They say you stopped growing early on, but my body wanted to hold you and keep you safe for as long as possible. Sadly, you had to leave....
On Friday 22nd March 2013, I discovered I was six weeks pregnant. To say it was an unexpected surprise is an understatement. In less than ten seconds, my entire future flashed before my eyes, and it was perfect. It is not the same as your life flashing before your eyes; that means everything you've ever done crosses your mind before you say goodbye. No, this is different. This is where you see everything mapped out in front of you; waving your child off to their first day at school, then their first job. Chasing off their first boyfriend or girlfriend because they're just not good enough. All this flashed before my eyes before I was saying hello. I saw a GREAT future. Was I scared? Very. Life isn't always easy, and I choose to do most of it alone. Why? Well, that's a whole other blog. The excitement I felt once I got over the shock was immense. I couldn't stop smiling, I wanted the first three months to pass as quickly as possible so I could tell everyone.
By Tuesday the 26th of March, I was telling people I was losing my baby because I needed their help. I was only six weeks pregnant, but I felt like I had lost a child. The emotional pain was incredible. It was on Monday I knew something wasn't right. I woke up and made an immediate appointment with the doctor who sent me straight off for a blood test to confirm I was actually pregnant. I tried so hard to remain positive, and not to worry, because I had already planned my life with a new addition. How could I possibly undo that? How could I un-think all those beautiful thoughts and images? How could I undo the excitement? On Tuesday morning, I couldn't stand the wait or the increasing pain. In my heart, I already knew what was happening, but I went through the early morning routine as though nothing was happening. I needed to pretend nothing was wrong for the sake of Charlie and Harry, my boys. They didn't even know I was pregnant.
On the way to school that morning, I made a decision to head to the hospital. I was scared and confused, but I knew. I cried at the desk as I explained my situation. I had tests and was sent to the surgical assessment ward. By that time I was losing a lot of blood, and all they had to do was confirm my worst fears. I was broken. The dear, sweet nurse held my hand as I cried, then hugged me and brought me a cup of tea. The doctor expressed his condolences as I sobbed for my lost baby.
I walked out of that hospital wondering what I could possibly have done wrong the past few weeks. Or was it something I was being punished for by a God I don't think I believe in. Yet, I pray daily. I pray as I drive my car to keep us safe, I pray for my kids to have a good day at school, and I pray for my friends and their children to keep them healthy. I cannot possibly be being punished. Or can I? I make poor choices sometimes, I speak out of turn in haste. I have done enough for people to wish me bad karma. Am I a bad person? No, I am not. Something went very wrong and I do not know how to fix it. It has been just under two weeks since I lost my baby, but although I am very positive of mind this week, I fear the dark moments in my heart. How do I escape those feelings, how do I escape the guilt and the pain? I am so blessed to have my twin boys. They are eleven and my whole life. I consider them to be a miracle, and it took five years for me to fall pregnant with them. Over eleven years to fall pregnant this time. It was my other miracle and it was taken from me, and I don't understand why. So many questions, yet I am resolute that what will be, will be. I don't look at babies and feel sad or angry, instead I look and smile. Last weekend I went shopping with my mum, and saw the cutest baby clothes. What should have reduced me to tears filled me with hope. I hurt so much I could explode. I feel angry that I lost something so precious, but above all that, I feel like I was given a chance to know that the body I thought did not work, in fact does. I'm not broken physically, it is unfortunate that in learning this, I have been broken emotionally.

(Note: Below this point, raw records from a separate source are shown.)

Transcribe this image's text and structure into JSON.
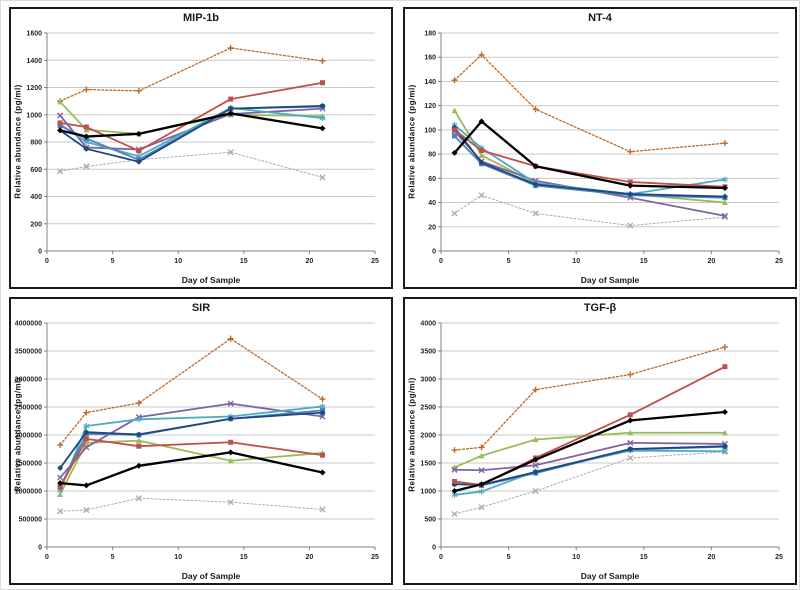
{
  "page": {
    "background": "#ffffff"
  },
  "series_styles": [
    {
      "key": "gray-dashed",
      "color": "#ADADAD",
      "marker": "x",
      "dash": "2,2",
      "width": 1
    },
    {
      "key": "orange-dashed",
      "color": "#BE6A2A",
      "marker": "plus",
      "dash": "2,2",
      "width": 1.3
    },
    {
      "key": "green",
      "color": "#9BBB59",
      "marker": "triangle",
      "dash": "",
      "width": 1.8
    },
    {
      "key": "purple",
      "color": "#8064A2",
      "marker": "x",
      "dash": "",
      "width": 1.8
    },
    {
      "key": "cyan",
      "color": "#4BACC6",
      "marker": "asterisk",
      "dash": "",
      "width": 1.8
    },
    {
      "key": "blue",
      "color": "#4F81BD",
      "marker": "square",
      "dash": "",
      "width": 1.8
    },
    {
      "key": "navy",
      "color": "#1F497D",
      "marker": "diamond",
      "dash": "",
      "width": 1.8
    },
    {
      "key": "red",
      "color": "#C0504D",
      "marker": "square",
      "dash": "",
      "width": 1.8
    },
    {
      "key": "black",
      "color": "#000000",
      "marker": "diamond",
      "dash": "",
      "width": 2.3
    }
  ],
  "chart_data": [
    {
      "type": "line",
      "title": "MIP-1b",
      "xlabel": "Day of Sample",
      "ylabel": "Relative abundance (pg/ml)",
      "x": [
        1,
        3,
        7,
        14,
        21
      ],
      "xlim": [
        0,
        25
      ],
      "xtick_step": 5,
      "ylim": [
        0,
        1600
      ],
      "ytick_step": 200,
      "grid": "horizontal",
      "legend": "none",
      "series": [
        {
          "name": "gray-dashed",
          "values": [
            585,
            620,
            670,
            725,
            540
          ]
        },
        {
          "name": "orange-dashed",
          "values": [
            1100,
            1185,
            1175,
            1490,
            1395
          ]
        },
        {
          "name": "green",
          "values": [
            1095,
            890,
            860,
            1000,
            990
          ]
        },
        {
          "name": "purple",
          "values": [
            995,
            760,
            745,
            1005,
            1045
          ]
        },
        {
          "name": "cyan",
          "values": [
            930,
            800,
            695,
            1050,
            975
          ]
        },
        {
          "name": "blue",
          "values": [
            920,
            825,
            670,
            1045,
            1060
          ]
        },
        {
          "name": "navy",
          "values": [
            885,
            750,
            655,
            1045,
            1065
          ]
        },
        {
          "name": "red",
          "values": [
            940,
            910,
            735,
            1115,
            1235
          ]
        },
        {
          "name": "black",
          "values": [
            885,
            840,
            860,
            1010,
            900
          ]
        }
      ]
    },
    {
      "type": "line",
      "title": "NT-4",
      "xlabel": "Day of Sample",
      "ylabel": "Relative abundance (pg/ml)",
      "x": [
        1,
        3,
        7,
        14,
        21
      ],
      "xlim": [
        0,
        25
      ],
      "xtick_step": 5,
      "ylim": [
        0,
        180
      ],
      "ytick_step": 20,
      "grid": "horizontal",
      "legend": "none",
      "series": [
        {
          "name": "gray-dashed",
          "values": [
            31,
            46,
            31,
            21,
            28
          ]
        },
        {
          "name": "orange-dashed",
          "values": [
            141,
            162,
            117,
            82,
            89
          ]
        },
        {
          "name": "green",
          "values": [
            116,
            79,
            56,
            47,
            40
          ]
        },
        {
          "name": "purple",
          "values": [
            99,
            74,
            58,
            44,
            29
          ]
        },
        {
          "name": "cyan",
          "values": [
            104,
            85,
            56,
            47,
            59
          ]
        },
        {
          "name": "blue",
          "values": [
            95,
            72,
            54,
            46,
            44
          ]
        },
        {
          "name": "navy",
          "values": [
            102,
            73,
            55,
            47,
            45
          ]
        },
        {
          "name": "red",
          "values": [
            100,
            83,
            70,
            57,
            53
          ]
        },
        {
          "name": "black",
          "values": [
            81,
            107,
            70,
            54,
            52
          ]
        }
      ]
    },
    {
      "type": "line",
      "title": "SIR",
      "xlabel": "Day of Sample",
      "ylabel": "Relative abundance (pg/ml)",
      "x": [
        1,
        3,
        7,
        14,
        21
      ],
      "xlim": [
        0,
        25
      ],
      "xtick_step": 5,
      "ylim": [
        0,
        4000000
      ],
      "ytick_step": 500000,
      "grid": "horizontal",
      "legend": "none",
      "series": [
        {
          "name": "gray-dashed",
          "values": [
            640000,
            660000,
            870000,
            800000,
            670000
          ]
        },
        {
          "name": "orange-dashed",
          "values": [
            1820000,
            2400000,
            2570000,
            3720000,
            2640000
          ]
        },
        {
          "name": "green",
          "values": [
            940000,
            1860000,
            1900000,
            1540000,
            1680000
          ]
        },
        {
          "name": "purple",
          "values": [
            1240000,
            1780000,
            2320000,
            2560000,
            2330000
          ]
        },
        {
          "name": "cyan",
          "values": [
            1010000,
            2160000,
            2280000,
            2330000,
            2510000
          ]
        },
        {
          "name": "blue",
          "values": [
            1070000,
            2020000,
            2000000,
            2290000,
            2440000
          ]
        },
        {
          "name": "navy",
          "values": [
            1410000,
            2050000,
            2010000,
            2290000,
            2400000
          ]
        },
        {
          "name": "red",
          "values": [
            1070000,
            1930000,
            1800000,
            1870000,
            1640000
          ]
        },
        {
          "name": "black",
          "values": [
            1140000,
            1100000,
            1450000,
            1690000,
            1330000
          ]
        }
      ]
    },
    {
      "type": "line",
      "title": "TGF-β",
      "xlabel": "Day of Sample",
      "ylabel": "Relative abundance (pg/ml)",
      "x": [
        1,
        3,
        7,
        14,
        21
      ],
      "xlim": [
        0,
        25
      ],
      "xtick_step": 5,
      "ylim": [
        0,
        4000
      ],
      "ytick_step": 500,
      "grid": "horizontal",
      "legend": "none",
      "series": [
        {
          "name": "gray-dashed",
          "values": [
            590,
            710,
            1000,
            1590,
            1700
          ]
        },
        {
          "name": "orange-dashed",
          "values": [
            1730,
            1780,
            2810,
            3080,
            3570
          ]
        },
        {
          "name": "green",
          "values": [
            1420,
            1630,
            1920,
            2040,
            2040
          ]
        },
        {
          "name": "purple",
          "values": [
            1380,
            1370,
            1460,
            1860,
            1840
          ]
        },
        {
          "name": "cyan",
          "values": [
            930,
            990,
            1350,
            1720,
            1710
          ]
        },
        {
          "name": "blue",
          "values": [
            1130,
            1100,
            1320,
            1740,
            1790
          ]
        },
        {
          "name": "navy",
          "values": [
            1120,
            1110,
            1340,
            1750,
            1800
          ]
        },
        {
          "name": "red",
          "values": [
            1170,
            1110,
            1590,
            2360,
            3220
          ]
        },
        {
          "name": "black",
          "values": [
            1000,
            1120,
            1560,
            2260,
            2410
          ]
        }
      ]
    }
  ]
}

What have I learned from this? Well, I think it is that I am stronger than I ever realised or thought possible. I have learned that no matter the choices I have made or continue to make, I do not regret a single choice. I am not a woman with a life of regrets, merely some 'if only' moments. I live my life with love and a full heart. I can't escape that. I don't want to. I know that if I am blessed again, I will be just as shocked, just as surprised, but I will see my future set out before me again, and I will embrace it.
I don't know if I'm writing this for me or for you. A cathartic exercise, perhaps? It's the second time I've written, and I didn't post the first for fear of hurting myself or your daddy. We're going to plant a tree for you and although we never got to name you, daddy picked a name if you were a boy. I had one if you were a girl. I'm going to plant the most beautiful tree and I will dedicate it to the memory of you that we should have had. I miss you so much already and I never even got to meet you. Maybe I miss the memory of the future I made for us. Wherever you are, I hope you get to grow, and one day I can meet you and tell you all the things I would have if you had been here. I love you.